What are your thoughts on the state of the pharmaceutical industry today as opposed to how it was in 1980?
Many of the methods in use were based on age-old practices that have been improved by the application of scientific methods. A significant advance was the use of analytical methods for the determination of water quality, in place of the wet chemistry methods previously in use.
ISPE’s Good Practice Guides are very helpful.
I have always advocated that the qualification process should include Design Qualification and Construction Qualification in addition to the traditional IQ, OQ and PQ. I am pleased to see that design qualification is now a general recommendation.
Making the construction and installation activities part of a formal Construction Qualification provides more assurance of construction compliance. Contemporaneous documentation of incoming materials control, materials control during construction, construction procedures and physical installation will provide documentation that is suitable for subsequent qualification purposes.
What do you, as one of the original Members of ISPE, hope to see happen with the organization in the coming years?
Continue with the advancement in design and communication of new technologies and the implementation of existing and well proven methods.
There are certain what I call “magic numbers” that are in use in the pharmaceutical industry.
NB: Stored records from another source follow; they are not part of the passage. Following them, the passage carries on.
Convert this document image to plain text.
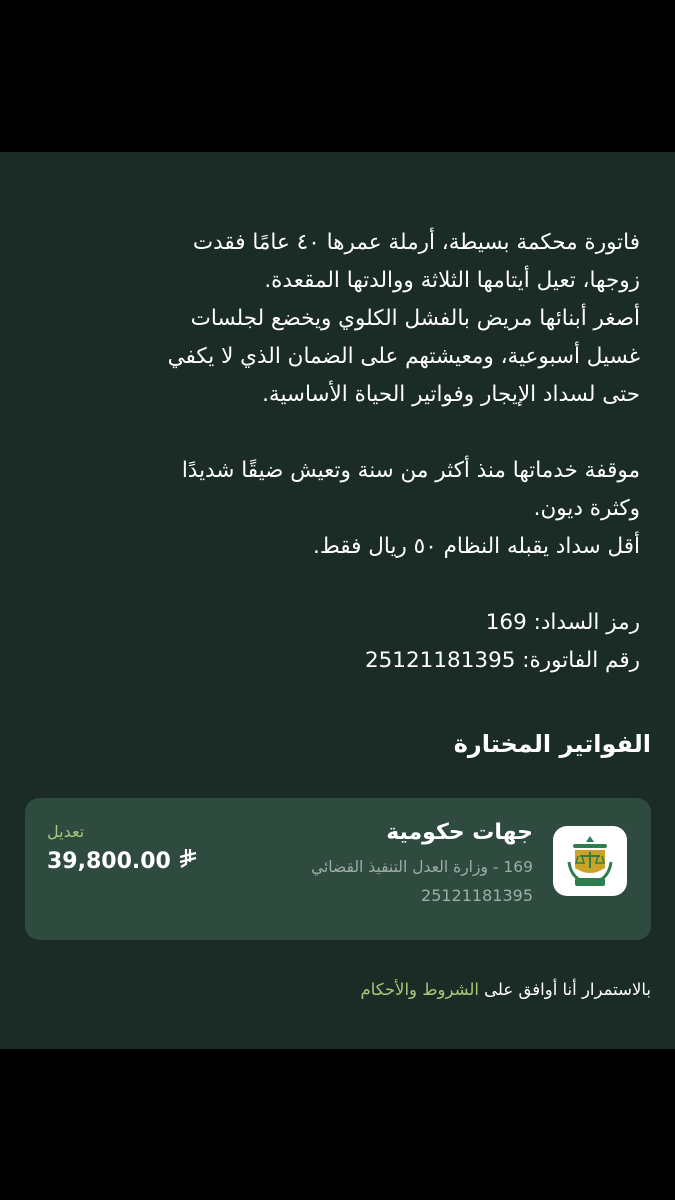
فاتورة محكمة بسيطة، أرملة عمرها ٤٠ عامًا فقدت
زوجها، تعيل أيتامها الثلاثة ووالدتها المقعدة.
أصغر أبنائها مريض بالفشل الكلوي ويخضع لجلسات
غسيل أسبوعية، ومعيشتهم على الضمان الذي لا يكفي
حتى لسداد الإيجار وفواتير الحياة الأساسية.
موقفة خدماتها منذ أكثر من سنة وتعيش ضيقًا شديدًا
وكثرة ديون.
أقل سداد يقبله النظام ٥٠ ريال فقط.
رمز السداد: 169
رقم الفاتورة: 25121181395
الفواتير المختارة
جهات حكومية
169 - وزارة العدل التنفيذ القضائي
25121181395
تعديل
39,800.00
بالاستمرار أنا أوافق على الشروط والأحكام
The original source of these numbers is often shrouded in the past, but these numbers are used to support current design practices, for example:
- Pipeline velocity and the misunderstanding that the FDA term “turbulent flow” means the same as turbulent flow as defined by Reynolds Number
- Pipeline dead-legs definition and rationale
- Sterilization requires a minimum of 121ᵒC
There have been many individual ISPE members and scientists who have publicly questioned or evaluated these numbers but there may be a need for an in-depth review by an industry group such as ISPE, to finally distinguish between myth and scientific fact and to document the rationale for these legacy numbers.
Anything else you would like to share with the ISPE Community?
Systems design considerations should not only include equipment and construction costs. The cost of monitoring, sample processing, sanitization, and maintenance should also be considered in the design selection and not left to the operations / facilities to calculate.
It should always be remembered by engineers that microorganisms do not follow the laws of physics.
Risk assessment should be more specific to the equipment and systems features and limitations rather than be mainly a statistical analysis.
Design rational should be documented. The thought process and decision basis should be recorded, so that reviewers or future systems evaluation will know why the system was designed in a particular manner. This will provide a baseline to be used when considering design changes in the future.
Many times, when auditing facilities and critical utility systems I have encountered designs that appeared to be so different that one might question the engineer’s state of mind. But whoever did the design had a reason that seemed to be a good idea at the time. I try to determine the reason why, as this may still be a valid design consideration and we would not want to change the design and risk unexpected repercussions, without that knowledge. If there had been a written rationale for the design that is easy to understand, this would have been very helpful. A good place for this would be the URS or FDS.